Your example is correct, though it is not the usual way of obtaining probabilities from coherence conditions. (Well, ok, in actual practice it kinda is the usual way, because existing coherence theorems are pretty weak. But it’s not the usual way used by people who talk about coherence theorems a lot.) A more typical example: I can look at a chain of options on a stock, and use the prices of those options to back out market-implied probabilities for each possible stock price at expiry. Many coherence theorems do basically the same thing, but “prices” are derived from the trade-offs an agent accepts, rather than from a market.
Gotcha, this is a great example.
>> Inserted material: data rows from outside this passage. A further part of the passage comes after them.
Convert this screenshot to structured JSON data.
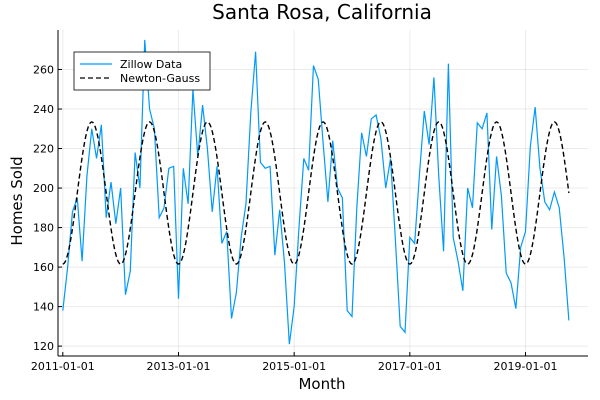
{
  "chart_data": {
    "type": "line",
    "title": "Santa Rosa, California",
    "xlabel": "Month",
    "ylabel": "Homes Sold",
    "xlim": [
      "2010-12-01",
      "2020-01-31"
    ],
    "ylim": [
      115,
      280
    ],
    "x_ticks": [
      "2011-01-01",
      "2013-01-01",
      "2015-01-01",
      "2017-01-01",
      "2019-01-01"
    ],
    "y_ticks": [
      120,
      140,
      160,
      180,
      200,
      220,
      240,
      260
    ],
    "grid": true,
    "legend_position": "top-left",
    "x_start": "2011-01",
    "x_frequency": "monthly",
    "series": [
      {
        "name": "Zillow Data",
        "color": "#009af9",
        "style": "solid",
        "values": [
          138,
          160,
          188,
          195,
          163,
          206,
          230,
          215,
          232,
          185,
          203,
          182,
          200,
          146,
          158,
          218,
          200,
          275,
          240,
          230,
          185,
          190,
          210,
          211,
          144,
          210,
          192,
          250,
          216,
          242,
          220,
          188,
          211,
          172,
          178,
          134,
          147,
          175,
          192,
          238,
          269,
          213,
          210,
          211,
          166,
          189,
          162,
          121,
          140,
          180,
          215,
          209,
          262,
          255,
          223,
          193,
          224,
          200,
          195,
          138,
          135,
          190,
          228,
          216,
          235,
          237,
          225,
          200,
          215,
          174,
          130,
          127,
          175,
          172,
          207,
          239,
          222,
          256,
          206,
          168,
          263,
          175,
          163,
          148,
          200,
          190,
          233,
          230,
          238,
          179,
          216,
          196,
          157,
          152,
          139,
          170,
          178,
          221,
          241,
          210,
          193,
          189,
          198,
          190,
          165,
          133
        ]
      },
      {
        "name": "Newton-Gauss",
        "color": "#000000",
        "style": "dashed",
        "model": "sinusoid",
        "mean": 197.5,
        "amplitude": 36,
        "period_months": 12,
        "peak_month": 7
      }
    ]
  }
}
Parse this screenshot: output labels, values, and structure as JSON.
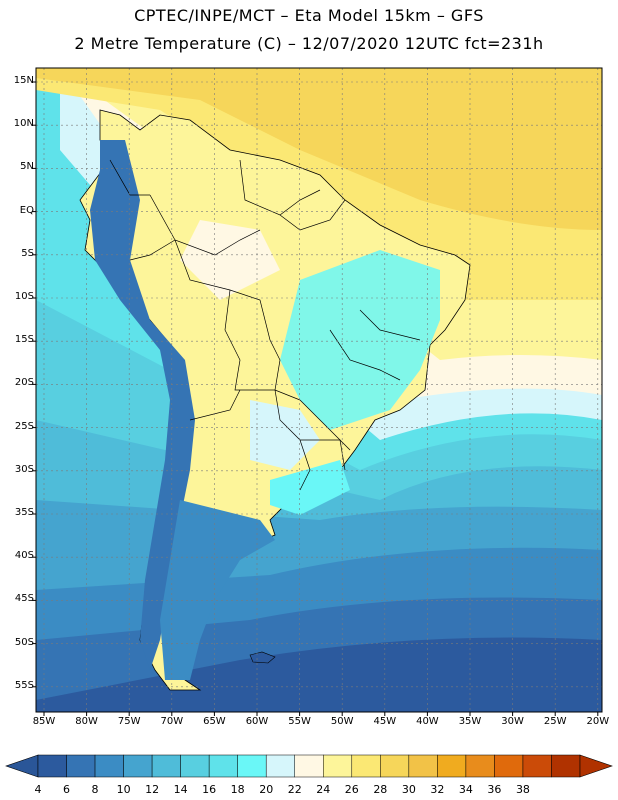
{
  "header": {
    "line1": "CPTEC/INPE/MCT –  Eta Model 15km – GFS",
    "line2": "2 Metre Temperature (C) – 12/07/2020 12UTC fct=231h"
  },
  "lat_labels": [
    "15N",
    "10N",
    "5N",
    "EQ",
    "5S",
    "10S",
    "15S",
    "20S",
    "25S",
    "30S",
    "35S",
    "40S",
    "45S",
    "50S",
    "55S"
  ],
  "lon_labels": [
    "85W",
    "80W",
    "75W",
    "70W",
    "65W",
    "60W",
    "55W",
    "50W",
    "45W",
    "40W",
    "35W",
    "30W",
    "25W",
    "20W"
  ],
  "colorbar": {
    "labels": [
      "4",
      "6",
      "8",
      "10",
      "12",
      "14",
      "16",
      "18",
      "20",
      "22",
      "24",
      "26",
      "28",
      "30",
      "32",
      "34",
      "36",
      "38"
    ],
    "colors": [
      "#2c5a9e",
      "#3574b4",
      "#3b8cc4",
      "#45a4cf",
      "#4fbcd9",
      "#58cfe0",
      "#5fe2ea",
      "#6af7f7",
      "#d6f6fb",
      "#fff8e4",
      "#fdf59a",
      "#fbe874",
      "#f6d65a",
      "#f2c247",
      "#f0ab1f",
      "#e88c1c",
      "#e06a0c",
      "#cb4b08",
      "#b03200"
    ],
    "left_end_color": "#2a5698",
    "right_end_color": "#b03200"
  },
  "map_colors": {
    "ocean_north": "#f5d64e",
    "ocean_north_light": "#fbe874",
    "ocean_mid": "#fdf59a",
    "ocean_cream": "#fff8e4",
    "ocean_cyan": "#58cfe0",
    "ocean_light_cyan": "#5fe2ea",
    "ocean_teal": "#45a4cf",
    "ocean_blue": "#3b8cc4",
    "ocean_deep": "#3574b4",
    "ocean_deepest": "#2c5a9e",
    "land_warm": "#fdf59a",
    "land_cool": "#fff8e4",
    "land_cold": "#6af7f7",
    "andes": "#3574b4",
    "border": "#000000"
  }
}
And the fundamental reasons why this works are 1) the immediate incentive that you can earn higher returns by pricing the option more correctly; combined with 2) the fact that the agents who are assigning these prices have (on a dollar-weighted-average basis) gone through multiple rounds of selection for higher returns.
(I wonder to what extent any selection mechanism ultimately yields agents with general reasoning capabilities, given tight enough competition between individuals in the selected population? Even if the environment doesn’t start out especially complicated, if the individuals are embedded in it and are interacting with one another, after a few rounds of selection most of the complexity an individual perceives is going to be due to its competitors. Not everything is like this — e.g., training a neural net is a form of selection without competition — but it certainly seems to describe many of the more interesting bits of the world.)
Thanks for the clarifications here btw — this has really piqued my interest in selection theorems as a research angle.